I have a pressure driven flow system, where the flow rate is controlled by a capillary, which is much smaller in terms of diameter than the rest of the tubbing, thus, having more hydraulic resistance than the rest of the system, leading to flow control. So, the flow rate is dictated by the capillary.

During my experiments measuring the flow rates, we used the Haggen-Pouiselle law to predict and change flow rate (Q= (dP. pi. r^4)/(8. viscosity. length of the capillary)). In the smallest capillary diameters (0,127mm with lengths of 150 and 60mm) flows predicted were very similar to the practical ones (flow rates were predicted using https://www.dolomite-microfluidics.com/support/microfluidic-calculator/), which made sense because the flow rate calculator uses the haggen-poiseulle law to predict flows and the flow was laminar. Perfect! :D

The problem is when I increase capillary diameter, to the 0,180 and 0,250mm. The predicted values are bigger than the real ones. Which is logical because the online calculator tells me that the flow is turbulent (although I don’t really understand that part because the value of the reynolds number given is smaller than is smaller than 2000).
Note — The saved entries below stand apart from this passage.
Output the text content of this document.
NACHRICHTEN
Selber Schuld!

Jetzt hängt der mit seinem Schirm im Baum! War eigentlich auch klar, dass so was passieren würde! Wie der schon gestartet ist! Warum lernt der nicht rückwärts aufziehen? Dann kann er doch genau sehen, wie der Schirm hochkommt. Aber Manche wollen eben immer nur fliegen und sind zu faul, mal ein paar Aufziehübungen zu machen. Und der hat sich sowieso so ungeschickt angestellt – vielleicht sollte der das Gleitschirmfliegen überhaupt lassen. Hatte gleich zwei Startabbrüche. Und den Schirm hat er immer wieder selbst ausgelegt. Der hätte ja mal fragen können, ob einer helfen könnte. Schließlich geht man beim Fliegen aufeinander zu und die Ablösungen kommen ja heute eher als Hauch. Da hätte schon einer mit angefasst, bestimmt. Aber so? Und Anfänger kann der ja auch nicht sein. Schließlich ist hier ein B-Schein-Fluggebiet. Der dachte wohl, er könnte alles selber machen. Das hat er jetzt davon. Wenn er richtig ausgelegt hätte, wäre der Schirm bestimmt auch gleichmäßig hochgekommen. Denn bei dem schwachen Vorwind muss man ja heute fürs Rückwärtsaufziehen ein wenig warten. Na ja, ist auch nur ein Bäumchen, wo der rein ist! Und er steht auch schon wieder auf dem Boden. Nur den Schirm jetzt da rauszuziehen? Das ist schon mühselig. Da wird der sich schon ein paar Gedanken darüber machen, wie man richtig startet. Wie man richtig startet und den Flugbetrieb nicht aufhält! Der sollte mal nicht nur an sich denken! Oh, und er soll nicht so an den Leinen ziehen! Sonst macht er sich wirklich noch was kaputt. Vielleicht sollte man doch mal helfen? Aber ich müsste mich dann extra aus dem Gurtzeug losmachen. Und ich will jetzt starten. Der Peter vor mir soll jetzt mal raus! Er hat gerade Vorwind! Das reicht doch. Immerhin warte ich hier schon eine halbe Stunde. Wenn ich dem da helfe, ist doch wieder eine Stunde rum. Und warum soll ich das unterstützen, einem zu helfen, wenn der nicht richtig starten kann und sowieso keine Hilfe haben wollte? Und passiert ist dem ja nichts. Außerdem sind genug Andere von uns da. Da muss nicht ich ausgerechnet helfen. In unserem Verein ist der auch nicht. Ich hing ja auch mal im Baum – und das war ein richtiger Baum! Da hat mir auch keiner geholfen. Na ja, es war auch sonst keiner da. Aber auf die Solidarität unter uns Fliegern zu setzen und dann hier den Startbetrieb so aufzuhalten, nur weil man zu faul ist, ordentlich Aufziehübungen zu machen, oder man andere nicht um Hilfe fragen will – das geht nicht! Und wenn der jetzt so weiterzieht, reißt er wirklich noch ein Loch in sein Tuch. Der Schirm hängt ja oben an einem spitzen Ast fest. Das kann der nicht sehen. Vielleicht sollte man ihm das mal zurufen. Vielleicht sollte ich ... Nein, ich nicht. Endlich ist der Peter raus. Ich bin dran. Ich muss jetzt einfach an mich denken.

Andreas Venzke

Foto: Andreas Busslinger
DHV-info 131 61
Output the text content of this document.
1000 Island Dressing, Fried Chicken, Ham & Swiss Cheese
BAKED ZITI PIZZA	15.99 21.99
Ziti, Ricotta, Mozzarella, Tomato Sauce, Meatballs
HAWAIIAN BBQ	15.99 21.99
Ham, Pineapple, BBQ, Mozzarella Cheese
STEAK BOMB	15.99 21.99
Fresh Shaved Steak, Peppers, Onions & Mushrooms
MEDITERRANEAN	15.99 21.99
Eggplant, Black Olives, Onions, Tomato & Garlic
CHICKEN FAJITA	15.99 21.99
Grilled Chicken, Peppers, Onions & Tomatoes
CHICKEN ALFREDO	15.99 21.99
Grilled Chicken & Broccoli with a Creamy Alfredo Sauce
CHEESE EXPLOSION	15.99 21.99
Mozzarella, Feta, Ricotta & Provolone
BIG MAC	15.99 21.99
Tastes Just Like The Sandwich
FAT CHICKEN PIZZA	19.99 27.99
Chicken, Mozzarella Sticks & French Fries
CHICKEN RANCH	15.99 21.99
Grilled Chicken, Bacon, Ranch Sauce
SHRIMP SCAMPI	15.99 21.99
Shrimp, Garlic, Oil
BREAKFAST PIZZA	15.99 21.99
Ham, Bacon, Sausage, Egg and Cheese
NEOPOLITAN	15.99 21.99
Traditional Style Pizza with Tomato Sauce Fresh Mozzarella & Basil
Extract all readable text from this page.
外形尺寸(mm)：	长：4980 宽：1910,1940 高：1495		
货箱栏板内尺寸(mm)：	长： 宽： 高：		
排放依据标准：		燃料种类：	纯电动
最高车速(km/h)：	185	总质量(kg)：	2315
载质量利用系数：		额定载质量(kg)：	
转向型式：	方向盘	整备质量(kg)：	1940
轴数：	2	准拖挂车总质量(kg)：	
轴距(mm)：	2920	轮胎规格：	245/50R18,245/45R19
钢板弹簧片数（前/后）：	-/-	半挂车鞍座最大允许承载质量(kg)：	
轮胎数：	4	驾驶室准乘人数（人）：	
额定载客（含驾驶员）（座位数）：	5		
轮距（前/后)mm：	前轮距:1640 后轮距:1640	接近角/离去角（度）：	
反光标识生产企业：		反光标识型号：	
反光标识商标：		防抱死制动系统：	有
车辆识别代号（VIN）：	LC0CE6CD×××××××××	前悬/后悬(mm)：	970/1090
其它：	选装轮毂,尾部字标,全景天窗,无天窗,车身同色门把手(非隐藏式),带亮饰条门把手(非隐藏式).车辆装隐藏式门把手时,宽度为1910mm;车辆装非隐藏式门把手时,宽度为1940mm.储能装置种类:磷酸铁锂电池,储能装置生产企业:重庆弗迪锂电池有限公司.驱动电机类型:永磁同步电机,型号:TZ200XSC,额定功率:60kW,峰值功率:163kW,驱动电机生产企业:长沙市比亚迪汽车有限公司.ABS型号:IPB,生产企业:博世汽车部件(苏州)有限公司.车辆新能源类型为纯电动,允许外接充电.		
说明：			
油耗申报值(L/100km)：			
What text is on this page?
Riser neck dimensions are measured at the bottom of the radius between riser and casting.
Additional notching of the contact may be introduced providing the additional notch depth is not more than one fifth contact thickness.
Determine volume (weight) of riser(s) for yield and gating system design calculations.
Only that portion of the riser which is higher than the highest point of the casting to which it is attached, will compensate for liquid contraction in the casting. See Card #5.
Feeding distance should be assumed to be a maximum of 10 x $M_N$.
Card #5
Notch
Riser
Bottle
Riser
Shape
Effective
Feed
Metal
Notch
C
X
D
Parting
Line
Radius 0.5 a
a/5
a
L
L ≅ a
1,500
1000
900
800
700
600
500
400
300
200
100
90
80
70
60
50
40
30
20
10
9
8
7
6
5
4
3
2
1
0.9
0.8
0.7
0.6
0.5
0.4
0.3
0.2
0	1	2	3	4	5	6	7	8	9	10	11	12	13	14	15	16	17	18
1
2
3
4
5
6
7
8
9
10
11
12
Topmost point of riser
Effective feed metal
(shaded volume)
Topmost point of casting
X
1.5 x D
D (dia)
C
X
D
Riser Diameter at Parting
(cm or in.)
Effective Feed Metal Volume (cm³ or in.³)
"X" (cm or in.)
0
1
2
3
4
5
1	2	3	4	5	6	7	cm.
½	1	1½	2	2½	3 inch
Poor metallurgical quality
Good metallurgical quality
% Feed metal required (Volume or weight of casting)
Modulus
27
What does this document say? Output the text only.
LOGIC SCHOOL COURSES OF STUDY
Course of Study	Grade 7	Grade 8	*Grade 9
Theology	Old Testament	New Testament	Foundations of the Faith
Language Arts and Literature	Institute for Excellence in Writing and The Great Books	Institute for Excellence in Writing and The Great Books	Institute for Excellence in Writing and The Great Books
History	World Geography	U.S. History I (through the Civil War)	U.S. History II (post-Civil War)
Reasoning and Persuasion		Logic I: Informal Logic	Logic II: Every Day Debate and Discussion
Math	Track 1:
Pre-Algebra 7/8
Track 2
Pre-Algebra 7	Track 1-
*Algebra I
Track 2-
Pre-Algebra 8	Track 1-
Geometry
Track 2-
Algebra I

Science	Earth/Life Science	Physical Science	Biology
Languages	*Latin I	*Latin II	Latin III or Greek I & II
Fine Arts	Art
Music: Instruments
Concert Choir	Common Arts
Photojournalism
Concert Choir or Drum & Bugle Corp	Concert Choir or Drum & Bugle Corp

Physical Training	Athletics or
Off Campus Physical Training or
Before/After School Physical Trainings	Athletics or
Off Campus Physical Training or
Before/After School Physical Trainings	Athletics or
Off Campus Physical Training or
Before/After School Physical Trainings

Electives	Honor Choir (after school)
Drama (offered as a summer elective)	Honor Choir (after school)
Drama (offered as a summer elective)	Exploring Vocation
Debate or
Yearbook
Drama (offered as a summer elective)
So, first I was intrigued because if flow is turbulent, I should have real flows greater than the predicted, and the opposite was happening. But I forgot that part

So, I thought of the Darcy-Weisbach equation which allow us to calculate flow velocity of turbulent and laminar flows (dP = friction factor. (L/diameter). ((density.v^2)/2)). So, I searched for the friction factor of my capillary which was a PEEK capillary used in HPLC. So, in order to find the friction factor, I had to calculate the relative roughness of the capillary. I searched for the absolute roughness of PVC and other plastics and assumed a value of 0,0015 mm. I divided by the diameter of my capillary which in this calculation was the one with 0,250mm of diameter which gave me 0,006. I then used an online calculator to solve the Colebrook equation in order to have the friction factor, which gave me 0,136 (https://www.ajdesigner.com/php_colebrook/colebrook_equation.php#ajscroll) . I used the reynolds number gave by the dolomite online calculator (159.782). Making the calculations (pressure drop was 10 psi which I converted to Pa), I had a flow value of 5ml/min of flow rate (viscosity of the liquid is 1,490 cP and density is 948 kg/m^3; the liquid is THF:Water (3:2)), much higher than the real one of 2,3ml/min and the predicted of 2,9ml/min.

The first problem that I find here is that for knowing the reynold number, I have to know the velocity of the fluid, something that I wanted to predict... So, this approach doesn’t make much sense to me.

The second, is that I am getting real flow rates slower than the predictions of Haggen-Pouiselle law and it should be the opposite.

Can you help me please with this issue? :D

Is there any alternative equation to predict flow rate?

Can you see what is wrong here?

Thank you so much for your attention!